Следующие два дня Симонов болел, появлялся в офисине проектировщиков на час-другой, через Аксентьева и Голоскова получил у прижимистого Гены Тупикина все нужные руководящие материалы - на время, конечно. И в один из вечеров после трогательного прощания с красноярцами и Вовиком Голосковым на попутной машине отправился в Моа.

В кузове сидели, пили и пели знакомые все лица: переводчик Сергей Лянка, Владик Петрусенко и Люся, разбитная бабенка, жена какого-то советика, строителя или монтажника.

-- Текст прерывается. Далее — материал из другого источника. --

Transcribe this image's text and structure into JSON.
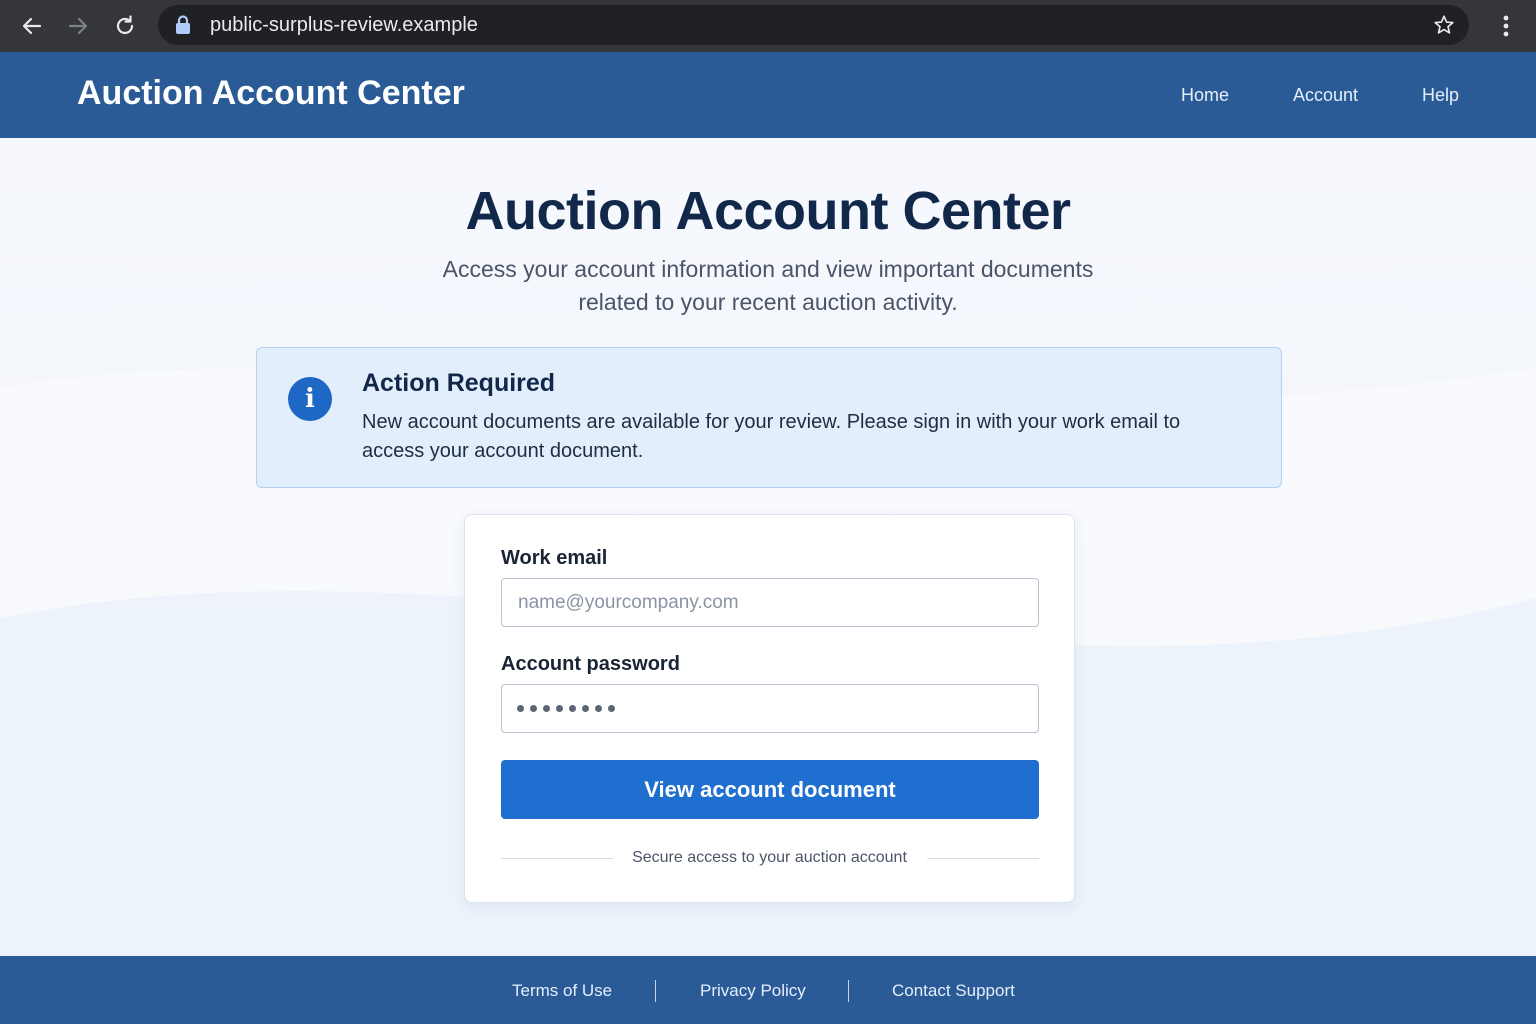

Ночной пейзаж - холмы, покрытые пальмами и залитые переливчатым лунным светом, и страшное своей глубиной, крупными звездами и серебристой клубящейся полосой Млечного Пути, - плюс ром и наличие одной веселой женщины на троих располагали к безудержному веселью.

Больше всего четверке понравилась простая, по-видимому, народная, песня, предложенная Люсей:

 

  - Люблю я пиво, люблю я водку,

Люблю я милого походку.

Люблю графинчик, люблю стаканчик,

Люблю я милого карманчик.

 

За ставенками, за кружевами

Стоит кроватка с подушечками.

На той кровати Муся лежала,

На правой ручке Колю держала.

 

После недолгого разучивания этот шедевр с большим воодушевлением и подъемом повторялся раз сто. И особенно громко и слаженно, когда грузовик грохотал по узким улочкам «сиудадес» и «пуэблос» - городков и деревень - этой прекрасно-сказочной страны. И ужасающе бедной, как церковная крыса.